There may certainly be situations in machine learning where an algorithm is built, and even deployed, without regard to setting underlying probabilistic assumptions. If the algorithm is sufficiently adaptive (in the sense that most non-parametric models are). In this case one could argue that the algorithm is "model-free" insofar as it was created without regard to any model. Even then, and even if the algorithm works well in a wide class of situations, one will still tend to find that there are cases where it works well and cases where it works badly. Consequently, subsequent analysts will usually be able to figure out the kinds of assumptions required to ensure that the algorithm works well when deployed in a situation.

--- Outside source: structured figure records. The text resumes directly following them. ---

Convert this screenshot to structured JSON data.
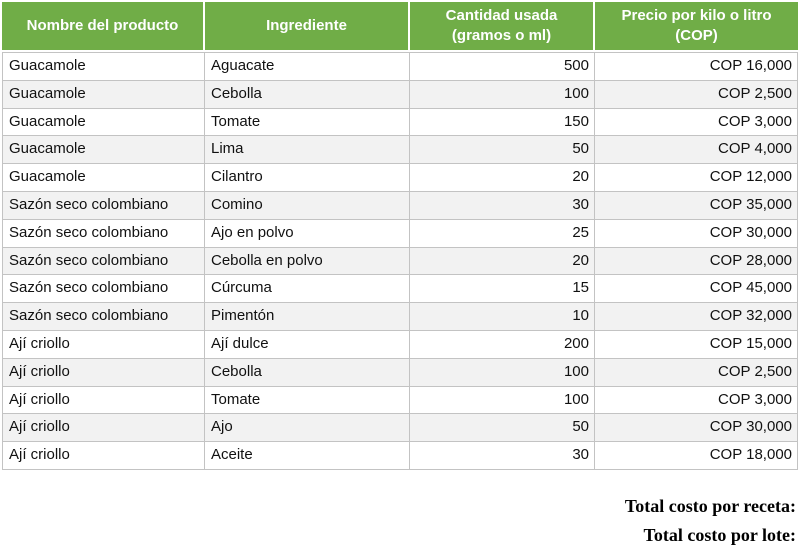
{
  "table": {
    "columns": [
      {
        "label": "Nombre del producto"
      },
      {
        "label": "Ingrediente"
      },
      {
        "label": "Cantidad usada (gramos o ml)"
      },
      {
        "label": "Precio por kilo o litro (COP)"
      }
    ],
    "rows": [
      [
        "Guacamole",
        "Aguacate",
        "500",
        "COP 16,000"
      ],
      [
        "Guacamole",
        "Cebolla",
        "100",
        "COP 2,500"
      ],
      [
        "Guacamole",
        "Tomate",
        "150",
        "COP 3,000"
      ],
      [
        "Guacamole",
        "Lima",
        "50",
        "COP 4,000"
      ],
      [
        "Guacamole",
        "Cilantro",
        "20",
        "COP 12,000"
      ],
      [
        "Sazón seco colombiano",
        "Comino",
        "30",
        "COP 35,000"
      ],
      [
        "Sazón seco colombiano",
        "Ajo en polvo",
        "25",
        "COP 30,000"
      ],
      [
        "Sazón seco colombiano",
        "Cebolla en polvo",
        "20",
        "COP 28,000"
      ],
      [
        "Sazón seco colombiano",
        "Cúrcuma",
        "15",
        "COP 45,000"
      ],
      [
        "Sazón seco colombiano",
        "Pimentón",
        "10",
        "COP 32,000"
      ],
      [
        "Ají criollo",
        "Ají dulce",
        "200",
        "COP 15,000"
      ],
      [
        "Ají criollo",
        "Cebolla",
        "100",
        "COP 2,500"
      ],
      [
        "Ají criollo",
        "Tomate",
        "100",
        "COP 3,000"
      ],
      [
        "Ají criollo",
        "Ajo",
        "50",
        "COP 30,000"
      ],
      [
        "Ají criollo",
        "Aceite",
        "30",
        "COP 18,000"
      ]
    ]
  },
  "totals": {
    "receta_label": "Total costo por receta:",
    "lote_label": "Total costo por lote:"
  },
  "colors": {
    "header_green": "#70AD47",
    "header_text": "#FFFFFF",
    "row_alt_gray": "#F2F2F2",
    "border_gray": "#C3C3C3"
  }
}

In this case, the "modelling" gradually catches up to the initial "model-free" creation of the algorithm as we begin to learn more about the situations where the algorithm works well or badly. So you could call some machine-learning algorithms "model-free" in one sense, but modelling catches us up in the end.

In view of these considerations, I think it is reasonable to say that all machine learning involves data-driven modelling. Of course, it is possible to do data-driven modelling without using a computer algorithm at all (e.g., calculation by pen and paper), and in these cases we would not usually call that "machine learning".